Senior civil engineering major Karl Martinsen, 22, of New Milford, said the team found no basic safeguards in place to protect water sources from groundwater runoff and waste water and devised a plan to rectify the problem.

The plan calls for deep, mechanically drilled wells from which water will be pumped to holding tanks where it will be chlorinated and purified. Residents will then access the water from a dozen spigots placed around the village.

Rowan's Engineers Without Borders group, which is funded in part by corporate sponsorships from Lockheed Martin, Johnson & Johnson, the Rowan Foundation and others, is arranging for El Salvadoran companies to implement its plan.

"We're estimating the final cost to be around $25,000," said Jesse Kidd, 21, a senior civil engineering major from Pennsville. "We'll cover the whole cost of implementing the system and it will cost them about $2 a month to keep it going."

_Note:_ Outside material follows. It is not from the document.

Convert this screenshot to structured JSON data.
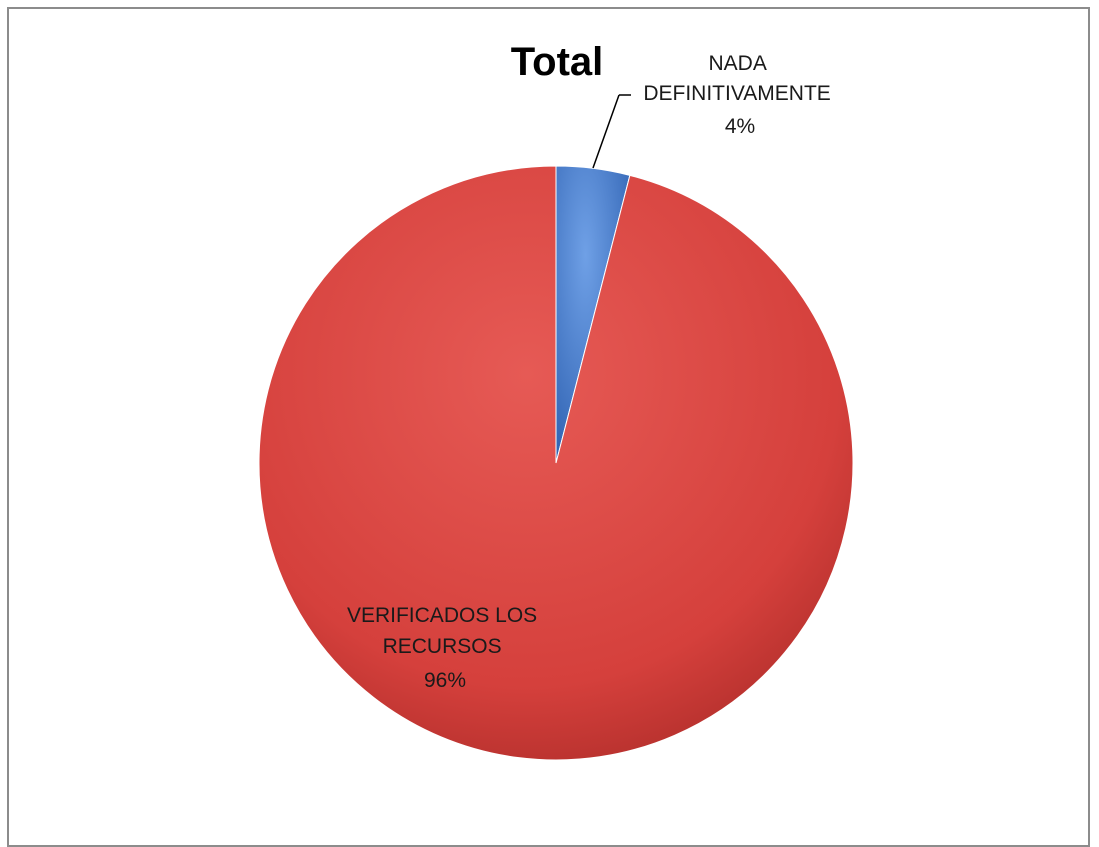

Shawn Sacks, 21, a junior civil engineering major from West Berlin, said the group had fun despite the harsh conditions in La Ceiba. Taking a day off, they traveled to a national park and took a 30-minute hike to a waterfall.

Reyes said her teacher training helped in explaining to La Ceiba residents why it's so important to correct their unsanitary water supply.

"A big part of our trip was to educate them," she said. "We went to each house and explained what's going on. Everyone seemed to think if it's natural, it's fresh. We had to explain that, no, it's dirty."